Farr described the days between her escape and debarkation in Los Angeles as “surreal.”

“There was some old guy with a bottle of whiskey on the bus and he kept trying to offer me some,” Farr said. “We passed through Indian towns and weird places.”

On the trip, Farr listened to the “Titanic” movie soundtrack on a Walkman she’d quickly stashed in a leather backpack that carried a change of underwear and a few other personal items.

“It was the first secular music I’d ever heard,” Farr said. “I’d snuck it in.”

Farr, born and raised in the “cult,” had never been alone in the outside world.

“You’re leery of men. You’ve never been allowed to be around them before,” she said. “All the people you should be able to go to for help, police, you are taught to fear. They’re all out to get you.”

Farr’s journey to L.A., melodied by “beautiful music,” ended in a bus station on the east side of the city. Farr, attractive and petite, said she waited for “a few hours” before her mother arrived and took her to ministry property in California.

“She had a couple of banana boxes that had ‘Nikki’s stuff’ written on them,” Farr said.

She was told Alamo was kicking her out of the group and that she could not stay with her mother.

“I was told I could go to juvenile detention or find somewhere to go,” Farr said. “I was given $50.”

Farr said her family had once lived in Chicago, so she chose that as her destination. The isolated life she’d lived left her with little understanding of society and a fear of those among whom she now existed.

“At 15, I had to support myself. I was working two jobs, going to school four hours a day, sleeping two hours a night, it was crazy,” she recalled.

While in Alamo’s house Farr said she had become accustomed to laboring long hours with little sleep and virtually no opportunities for relaxation or entertainment.

“I had to be 30 at 15, but in so many ways I was like a little child,” Farr said.

Farr remembered one day when she was 17, working for a communications business in Chicago, as she stood outside on a smoke break.

“I don’t smoke anymore, but I did then,” she said.
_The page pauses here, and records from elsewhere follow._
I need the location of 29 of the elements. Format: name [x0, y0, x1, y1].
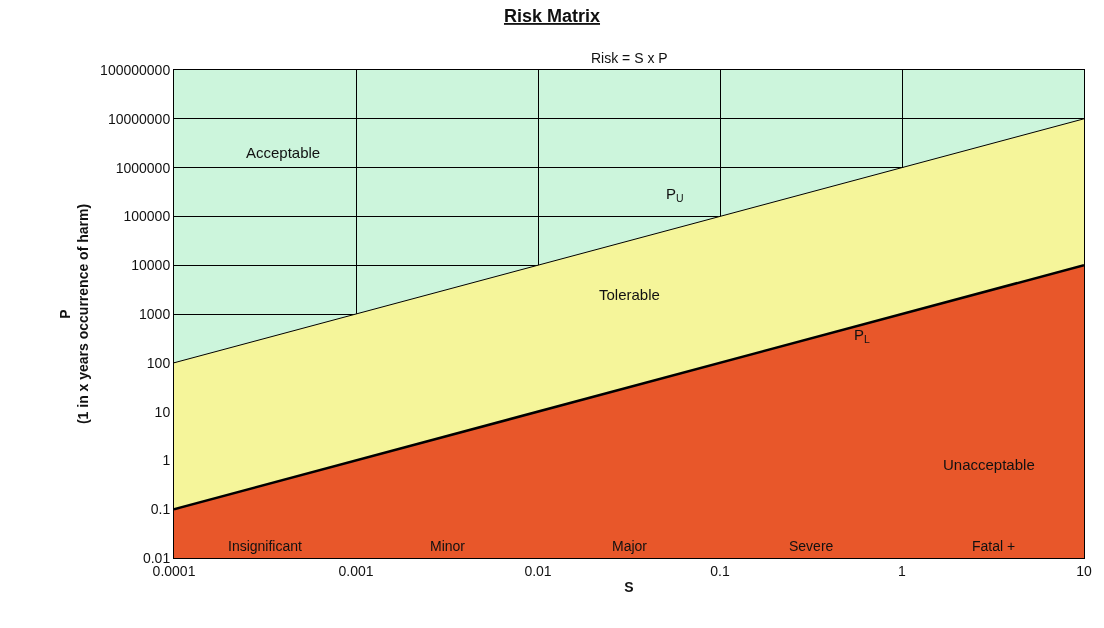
y-tick-label: 100000000 [100, 61, 171, 78]
x-tick-label: 10 [1076, 562, 1092, 579]
annotation: P$_{U}$ [666, 185, 684, 205]
annotation: P$_{L}$ [854, 326, 871, 346]
y-tick-label: 1 [162, 452, 171, 469]
annotation: Acceptable [246, 144, 321, 161]
annotation: Fatal + [972, 538, 1016, 554]
chart-subtitle: Risk = S x P [591, 50, 668, 66]
chart-title: Risk Matrix [503, 6, 601, 27]
x-tick-label: 0.001 [338, 562, 374, 579]
series-label: Unacceptable [943, 456, 1035, 473]
x-tick-label: 0.01 [524, 562, 552, 579]
annotation: Severe [789, 538, 834, 554]
annotation: Insignificant [228, 538, 303, 554]
y-tick-label: 100000 [123, 208, 171, 225]
annotation: Minor [430, 538, 466, 554]
x-tick-label: 1 [898, 562, 907, 579]
y-tick-label: 0.1 [150, 501, 171, 518]
y-tick-label: 1000000 [115, 159, 171, 176]
x-tick-label: 0.1 [710, 562, 730, 579]
x-axis-title: S [624, 579, 634, 596]
y-tick-label: 100 [146, 354, 171, 371]
y-axis-title: P (1 in x years occurrence of harm) [56, 203, 91, 425]
y-tick-label: 10 [154, 403, 171, 420]
y-tick-label: 10000 [131, 257, 171, 274]
y-tick-label: 1000 [139, 305, 171, 322]
annotation: Major [612, 538, 648, 554]
y-tick-label: 10000000 [107, 110, 171, 127]
series-label: Tolerable [599, 286, 660, 303]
Down the street, Farr said, she could hear a school bell ring and watched as teenaged children walked from the campus with their backpacks and friends.

“Why couldn’t that be me?” she asked. “The older I get the more I realize how much had been taken away from me. I look back and think, ‘Holy crap.’”

Farr said others in Chicago considered her wise beyond her years because of her self-sufficiency. But Farr said she knew she didn’t have a basic understanding of the culture in which she now functioned.

“When I first got out, I loved ’80s music,” Farr said of her taste in 1999. “I didn’t know I was behind.”

When her peers spoke of the television shows and historical events—which her cohorts used as life markers—Farr was at a loss.

“I’d try to cover it up,” she said. “Now, I realize how stupid some of the stuff I said must’ve sounded.”

Farr said she still lives with a hyper-vigilance that makes her appear “jumpy.” She inhaled deeply as she explained how she still feels at times like she’s in water that reaches just below her nose. Her dream is to help children at risk of becoming victims of abuse.

“If you can save them before something happens, then you’ve truly saved them,” Farr said.